Michael Ani, an Enugu-based political activist, is shocked that Governor Chime has thrown his wife out and is seeking to terminate the marriage. His words: “This is very shocking; anybody in his right senses would not terminate a marriage in that manner. Is he using his exalted position as governor to summarily dissolve the union in that manner?” Concerned persons like him said the governor should have taken interest in the diagnosis on the root of her ailment and participate in efforts to nurse her back to her feet. Such persons even wondered whether the nature of the relationship could have been responsible for the woman’s health. So what kind of person is the husband?

 

Those who know Chime very well allege that he not only loves fun, he is equally a ladies man.  The woman in this drama is not his first wife. Clara got married to the Enugu first citizen in October 2008, after he had lived separately from his first wife for almost 15 years. The former wife is of the Ogakwu family in Udi, Chime’s hometown. But Clara complained that after the birth of their only child, a male, four years ago, she has not been sharing the matrimonial bed with him. Emphasising the seriousness of the misunderstanding between them, she said that even President Goodluck Jonathan and his wife, Patience intervened at some point without success.

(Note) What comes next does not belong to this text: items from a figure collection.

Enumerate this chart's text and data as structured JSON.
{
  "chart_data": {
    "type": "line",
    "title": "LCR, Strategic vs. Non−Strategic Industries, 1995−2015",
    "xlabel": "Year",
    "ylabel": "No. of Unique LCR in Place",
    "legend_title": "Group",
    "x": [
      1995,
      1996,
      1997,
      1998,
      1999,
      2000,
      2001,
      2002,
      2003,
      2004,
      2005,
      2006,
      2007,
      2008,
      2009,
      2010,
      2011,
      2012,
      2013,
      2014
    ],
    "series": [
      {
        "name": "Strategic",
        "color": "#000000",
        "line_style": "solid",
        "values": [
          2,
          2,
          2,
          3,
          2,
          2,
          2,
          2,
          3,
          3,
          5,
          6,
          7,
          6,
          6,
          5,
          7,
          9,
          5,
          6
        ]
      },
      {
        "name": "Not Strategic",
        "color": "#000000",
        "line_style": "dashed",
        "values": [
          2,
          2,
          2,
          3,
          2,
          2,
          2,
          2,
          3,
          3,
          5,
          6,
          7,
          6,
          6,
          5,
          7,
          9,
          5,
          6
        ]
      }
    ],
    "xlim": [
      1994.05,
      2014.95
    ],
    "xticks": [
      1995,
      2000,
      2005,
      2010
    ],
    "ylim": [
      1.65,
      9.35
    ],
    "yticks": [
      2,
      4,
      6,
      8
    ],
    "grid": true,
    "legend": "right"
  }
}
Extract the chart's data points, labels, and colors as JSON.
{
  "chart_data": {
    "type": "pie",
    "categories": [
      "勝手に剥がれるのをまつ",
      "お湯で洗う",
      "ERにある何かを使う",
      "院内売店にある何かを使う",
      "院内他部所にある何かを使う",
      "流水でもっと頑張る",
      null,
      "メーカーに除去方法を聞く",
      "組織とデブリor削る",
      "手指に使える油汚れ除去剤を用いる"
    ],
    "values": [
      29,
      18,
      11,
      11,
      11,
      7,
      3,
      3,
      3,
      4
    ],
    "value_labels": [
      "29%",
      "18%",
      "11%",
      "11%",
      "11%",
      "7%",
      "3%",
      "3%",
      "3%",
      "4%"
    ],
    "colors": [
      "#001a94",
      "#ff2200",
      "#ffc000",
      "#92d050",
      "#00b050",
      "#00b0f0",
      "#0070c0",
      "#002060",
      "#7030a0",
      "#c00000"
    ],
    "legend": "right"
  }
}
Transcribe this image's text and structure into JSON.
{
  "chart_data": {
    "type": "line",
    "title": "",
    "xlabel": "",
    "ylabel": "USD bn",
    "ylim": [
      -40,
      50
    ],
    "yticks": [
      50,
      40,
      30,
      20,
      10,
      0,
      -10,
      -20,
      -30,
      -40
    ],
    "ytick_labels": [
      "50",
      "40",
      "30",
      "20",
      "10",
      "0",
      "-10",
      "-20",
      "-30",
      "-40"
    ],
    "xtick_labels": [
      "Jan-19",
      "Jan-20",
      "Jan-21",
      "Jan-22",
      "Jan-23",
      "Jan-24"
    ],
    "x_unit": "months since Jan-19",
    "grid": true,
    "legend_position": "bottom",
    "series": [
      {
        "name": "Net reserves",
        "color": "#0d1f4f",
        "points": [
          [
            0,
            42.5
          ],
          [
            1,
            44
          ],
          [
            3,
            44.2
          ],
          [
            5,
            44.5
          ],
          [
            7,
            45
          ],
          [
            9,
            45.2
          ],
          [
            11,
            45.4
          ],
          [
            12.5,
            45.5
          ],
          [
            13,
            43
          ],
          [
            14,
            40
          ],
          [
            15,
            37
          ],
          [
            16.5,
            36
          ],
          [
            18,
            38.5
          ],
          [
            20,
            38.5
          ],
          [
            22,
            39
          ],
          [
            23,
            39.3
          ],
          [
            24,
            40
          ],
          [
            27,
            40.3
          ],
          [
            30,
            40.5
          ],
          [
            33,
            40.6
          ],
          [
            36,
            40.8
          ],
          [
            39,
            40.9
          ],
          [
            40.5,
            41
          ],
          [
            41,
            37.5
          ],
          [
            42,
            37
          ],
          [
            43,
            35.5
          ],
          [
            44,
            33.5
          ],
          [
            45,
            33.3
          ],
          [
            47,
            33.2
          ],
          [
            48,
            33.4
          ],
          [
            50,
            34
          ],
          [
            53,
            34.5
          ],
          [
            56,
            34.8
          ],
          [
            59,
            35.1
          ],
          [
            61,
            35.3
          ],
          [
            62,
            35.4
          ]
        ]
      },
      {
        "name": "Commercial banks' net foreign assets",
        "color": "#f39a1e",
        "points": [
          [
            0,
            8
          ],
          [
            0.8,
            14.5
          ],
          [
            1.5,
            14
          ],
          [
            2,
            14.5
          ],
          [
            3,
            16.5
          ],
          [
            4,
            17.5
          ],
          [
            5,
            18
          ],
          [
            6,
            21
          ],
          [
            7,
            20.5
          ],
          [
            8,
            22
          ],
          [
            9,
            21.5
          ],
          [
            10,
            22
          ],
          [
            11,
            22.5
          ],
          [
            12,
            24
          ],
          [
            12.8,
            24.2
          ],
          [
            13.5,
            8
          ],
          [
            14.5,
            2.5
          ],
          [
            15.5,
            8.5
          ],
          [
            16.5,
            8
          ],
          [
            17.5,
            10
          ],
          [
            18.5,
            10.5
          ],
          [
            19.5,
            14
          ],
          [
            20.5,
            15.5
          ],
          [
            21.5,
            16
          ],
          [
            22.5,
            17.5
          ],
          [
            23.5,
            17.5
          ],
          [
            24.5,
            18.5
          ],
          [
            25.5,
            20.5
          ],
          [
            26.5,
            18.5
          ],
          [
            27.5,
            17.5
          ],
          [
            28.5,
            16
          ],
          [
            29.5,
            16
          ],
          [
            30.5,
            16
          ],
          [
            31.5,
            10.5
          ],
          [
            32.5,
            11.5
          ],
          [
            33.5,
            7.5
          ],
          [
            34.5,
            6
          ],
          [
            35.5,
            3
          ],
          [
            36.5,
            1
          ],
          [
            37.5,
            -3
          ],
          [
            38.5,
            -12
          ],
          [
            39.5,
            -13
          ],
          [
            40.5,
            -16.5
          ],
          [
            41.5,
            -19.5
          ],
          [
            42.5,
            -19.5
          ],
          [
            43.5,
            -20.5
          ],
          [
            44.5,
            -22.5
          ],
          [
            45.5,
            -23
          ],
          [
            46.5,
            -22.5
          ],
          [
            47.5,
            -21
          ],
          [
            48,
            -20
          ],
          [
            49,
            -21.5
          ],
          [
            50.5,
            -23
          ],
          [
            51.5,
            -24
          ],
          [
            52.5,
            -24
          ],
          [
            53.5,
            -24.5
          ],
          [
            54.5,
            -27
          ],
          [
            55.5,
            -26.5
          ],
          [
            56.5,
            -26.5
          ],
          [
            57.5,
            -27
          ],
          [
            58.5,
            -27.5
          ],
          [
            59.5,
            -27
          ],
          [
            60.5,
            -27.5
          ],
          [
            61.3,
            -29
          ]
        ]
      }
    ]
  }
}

“We do not have a relationship anymore and the situation inevitably led to my nervous breakdown. I have been diagnosed with severe depression and at some point was quite suicidal. In effect, I’m locked up in my bedroom without access to anybody”, her letter to the National Human Rights Commission read in part. She added that the Callistus Onaga, Catholic Bishop of Enugu State, and top priests have also tried to intervene without success.

 

The circumstances under which Governor Chime got married to Clara were not clear. According to sources in Enugu, Clara, who was born and brought up in Katsina, met Chime through the late President Umaru Yar’Adua. Clara and her family were said to be very close to the family of the late president. One of the magazine’s sources said Chime met Clara through the Yar’Adua family and married her because he wanted through that way to be close to the nation’s first family. Yet another account said that Clara was a friend to Chime’s daughter from his first wife. According to the account, Chime met Clara in one of her regular visits to the Government House to see her friend, fell in love with her and subsequently married her. Attempts to speak with the governor or his spokesmen last week to verify these claims were rebuffed, as Chukwudi Achife, chief press secretary to the governor, neither responded to the text message sent to him nor picked the several calls made to his telephone number.

 

Ugochukwu Eze, however, gave what appears to be a more plausible explanation. According to him, Clara’s elder sister, Barrister Ngozi, was an old time friend of Governor Chime. “She lost her husband while she was carrying the pregnancy of her first child. The family of the man accused her of having a hand in her husband’s death because the man was well-to-do. Being a lawyer, she took them to court over her husband’s family. It was during this period that Sullivan Chime became governor and pressure was mounted on him to get a wife,” he told the magazine. He said, naturally, he approached Ngozi, but she declined because she was determined to conclude the matter in court and clear her name. Subsequently, Ngozi asked him to go for her younger sister, Clara. “It was not a long courtship,” he noted. Eze admitted nevertheless that Clara’s parents were based in Funtua, Katsina State, where the first lady was born and brought up and that she also did her youth service in the northern state.